Big Brother is watching. How good is the Las Vegas Convention & Visitors Authority’s “What happens here, stays here” meme? So persuasive that even people who are paid to be astute fall for it. The latest such dupe is former Cuyahoga County Commissioner Jimmy Dimora (left). Putting the “dim” in “Dimora,” the erstwhile public servant failed to realize that what happens here is recorded by every casino in town. Then again, the presence of surveillance cameras at a topless pool raises some interesting invasion-of-privacy questions. If he avoids a date with the Big House, Dimora will now be able to do his gambling closer to home, thanks to this week’s Horseshoe Cleveland opening.
When your company’s in the crapper and you’re spending tens of millions of dollars on luxury real estate — as certain Station Casinos insiders infamously did shortly before the company went bankrupt — it’s news. When you’re riding high, like Steve Wynn, maybe not so much … although a $70 million aerie on Central Park that would turn Donald Trump deep ochre with envy is probably worth a headline. If Wynn can afford high-eight-figure living quarters, perhaps he will put a lid on those quarterly kvetch monologues about how he’s being taxed into the poorhouse. One can always hope.
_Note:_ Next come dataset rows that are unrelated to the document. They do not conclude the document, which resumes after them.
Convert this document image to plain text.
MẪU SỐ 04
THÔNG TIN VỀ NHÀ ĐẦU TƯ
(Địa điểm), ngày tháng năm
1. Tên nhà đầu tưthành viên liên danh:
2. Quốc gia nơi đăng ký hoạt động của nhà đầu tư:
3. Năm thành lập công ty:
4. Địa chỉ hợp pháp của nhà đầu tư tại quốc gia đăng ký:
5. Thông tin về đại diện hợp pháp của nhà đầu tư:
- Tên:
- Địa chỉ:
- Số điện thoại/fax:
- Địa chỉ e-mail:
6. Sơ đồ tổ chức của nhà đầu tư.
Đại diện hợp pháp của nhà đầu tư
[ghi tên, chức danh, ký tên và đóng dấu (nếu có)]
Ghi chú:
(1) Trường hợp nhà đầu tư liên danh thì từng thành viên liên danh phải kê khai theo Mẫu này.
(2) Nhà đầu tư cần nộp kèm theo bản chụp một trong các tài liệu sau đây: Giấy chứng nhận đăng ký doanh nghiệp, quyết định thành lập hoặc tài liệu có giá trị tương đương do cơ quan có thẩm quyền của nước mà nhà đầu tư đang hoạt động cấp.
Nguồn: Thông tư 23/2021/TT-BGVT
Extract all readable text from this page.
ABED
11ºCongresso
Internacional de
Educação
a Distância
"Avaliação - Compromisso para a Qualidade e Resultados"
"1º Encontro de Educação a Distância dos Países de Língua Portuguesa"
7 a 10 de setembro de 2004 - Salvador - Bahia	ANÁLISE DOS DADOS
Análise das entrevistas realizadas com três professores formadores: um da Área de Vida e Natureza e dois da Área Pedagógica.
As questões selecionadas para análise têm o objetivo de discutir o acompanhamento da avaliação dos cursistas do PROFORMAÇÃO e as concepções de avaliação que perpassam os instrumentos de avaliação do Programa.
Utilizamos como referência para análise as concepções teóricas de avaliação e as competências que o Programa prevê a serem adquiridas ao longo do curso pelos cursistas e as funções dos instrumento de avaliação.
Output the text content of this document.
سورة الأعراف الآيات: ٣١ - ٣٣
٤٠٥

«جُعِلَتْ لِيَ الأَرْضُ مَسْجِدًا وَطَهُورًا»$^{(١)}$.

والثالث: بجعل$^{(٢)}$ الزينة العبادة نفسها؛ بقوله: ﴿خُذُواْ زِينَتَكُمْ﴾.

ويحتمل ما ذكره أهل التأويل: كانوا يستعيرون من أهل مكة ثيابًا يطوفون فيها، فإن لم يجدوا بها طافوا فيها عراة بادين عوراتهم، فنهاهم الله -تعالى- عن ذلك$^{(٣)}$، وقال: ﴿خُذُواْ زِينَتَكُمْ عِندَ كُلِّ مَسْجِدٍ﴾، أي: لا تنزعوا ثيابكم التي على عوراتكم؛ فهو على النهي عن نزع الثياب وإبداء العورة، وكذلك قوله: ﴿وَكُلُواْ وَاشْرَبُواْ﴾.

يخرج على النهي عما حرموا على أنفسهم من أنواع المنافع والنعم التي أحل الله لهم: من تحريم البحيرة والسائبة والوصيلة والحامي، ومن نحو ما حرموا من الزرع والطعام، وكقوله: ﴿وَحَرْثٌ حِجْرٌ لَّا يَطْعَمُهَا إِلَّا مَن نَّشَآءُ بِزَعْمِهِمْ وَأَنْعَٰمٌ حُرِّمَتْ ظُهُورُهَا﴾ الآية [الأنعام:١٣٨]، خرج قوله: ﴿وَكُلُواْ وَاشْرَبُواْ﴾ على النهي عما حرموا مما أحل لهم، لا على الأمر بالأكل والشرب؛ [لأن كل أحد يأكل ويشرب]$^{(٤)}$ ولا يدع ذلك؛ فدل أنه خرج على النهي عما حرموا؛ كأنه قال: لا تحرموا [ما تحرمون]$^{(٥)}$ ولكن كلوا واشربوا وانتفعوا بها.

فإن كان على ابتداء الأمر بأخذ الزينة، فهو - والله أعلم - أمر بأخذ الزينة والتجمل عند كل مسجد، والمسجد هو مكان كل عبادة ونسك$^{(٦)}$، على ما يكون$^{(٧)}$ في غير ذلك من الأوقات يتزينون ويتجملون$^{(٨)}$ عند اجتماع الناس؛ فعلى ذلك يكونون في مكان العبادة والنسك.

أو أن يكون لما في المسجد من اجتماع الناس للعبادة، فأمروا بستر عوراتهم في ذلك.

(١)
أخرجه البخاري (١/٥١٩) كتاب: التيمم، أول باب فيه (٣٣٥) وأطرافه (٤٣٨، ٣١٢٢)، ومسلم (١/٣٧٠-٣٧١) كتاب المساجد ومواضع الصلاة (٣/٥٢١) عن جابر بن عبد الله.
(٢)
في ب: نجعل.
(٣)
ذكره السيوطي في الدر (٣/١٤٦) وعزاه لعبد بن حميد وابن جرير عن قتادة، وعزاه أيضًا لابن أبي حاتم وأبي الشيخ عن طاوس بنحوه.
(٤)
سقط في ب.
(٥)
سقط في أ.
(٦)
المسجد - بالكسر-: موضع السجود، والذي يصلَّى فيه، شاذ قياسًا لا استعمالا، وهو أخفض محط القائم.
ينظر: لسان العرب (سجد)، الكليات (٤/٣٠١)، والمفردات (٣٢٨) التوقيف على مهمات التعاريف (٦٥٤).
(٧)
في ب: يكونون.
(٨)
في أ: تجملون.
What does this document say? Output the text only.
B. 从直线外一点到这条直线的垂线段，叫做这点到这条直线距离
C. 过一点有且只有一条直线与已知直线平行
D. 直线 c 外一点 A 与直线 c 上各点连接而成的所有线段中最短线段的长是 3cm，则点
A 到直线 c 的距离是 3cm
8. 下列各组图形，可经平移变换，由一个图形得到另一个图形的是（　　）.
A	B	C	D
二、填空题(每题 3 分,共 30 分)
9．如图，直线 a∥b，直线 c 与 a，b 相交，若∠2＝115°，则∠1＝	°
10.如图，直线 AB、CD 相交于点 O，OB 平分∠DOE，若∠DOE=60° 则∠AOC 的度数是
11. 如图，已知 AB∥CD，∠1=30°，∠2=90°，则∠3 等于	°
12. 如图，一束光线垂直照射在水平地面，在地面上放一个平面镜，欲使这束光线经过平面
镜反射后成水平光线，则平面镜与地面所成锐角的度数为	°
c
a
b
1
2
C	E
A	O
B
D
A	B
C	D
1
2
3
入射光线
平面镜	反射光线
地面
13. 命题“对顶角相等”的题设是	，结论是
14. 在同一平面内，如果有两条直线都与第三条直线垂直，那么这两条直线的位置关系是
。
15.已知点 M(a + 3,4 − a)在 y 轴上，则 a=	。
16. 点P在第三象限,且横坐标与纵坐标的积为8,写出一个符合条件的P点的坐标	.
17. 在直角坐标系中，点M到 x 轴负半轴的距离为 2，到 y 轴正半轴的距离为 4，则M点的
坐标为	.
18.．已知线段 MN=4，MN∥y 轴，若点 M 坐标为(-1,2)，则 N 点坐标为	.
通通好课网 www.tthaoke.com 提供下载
Finally, one very rarely sees top-level casino executives checking out the competition. (And, no, an MGM Grand exec attending a show at The Mirage doesn’t count.) One refreshing exception to this tendency is Riv CEO Andy Choy, recently spotted both at DWTS and Plaza Las Vegas‘ Best Little Whorehouse in Texas. And why not? He’s still trying to find a way to monetize the Riv’s vacant Versailles Theater and the El Cheapo Whorehouse must have left him feeling, “Well, we can certainly do better than that.”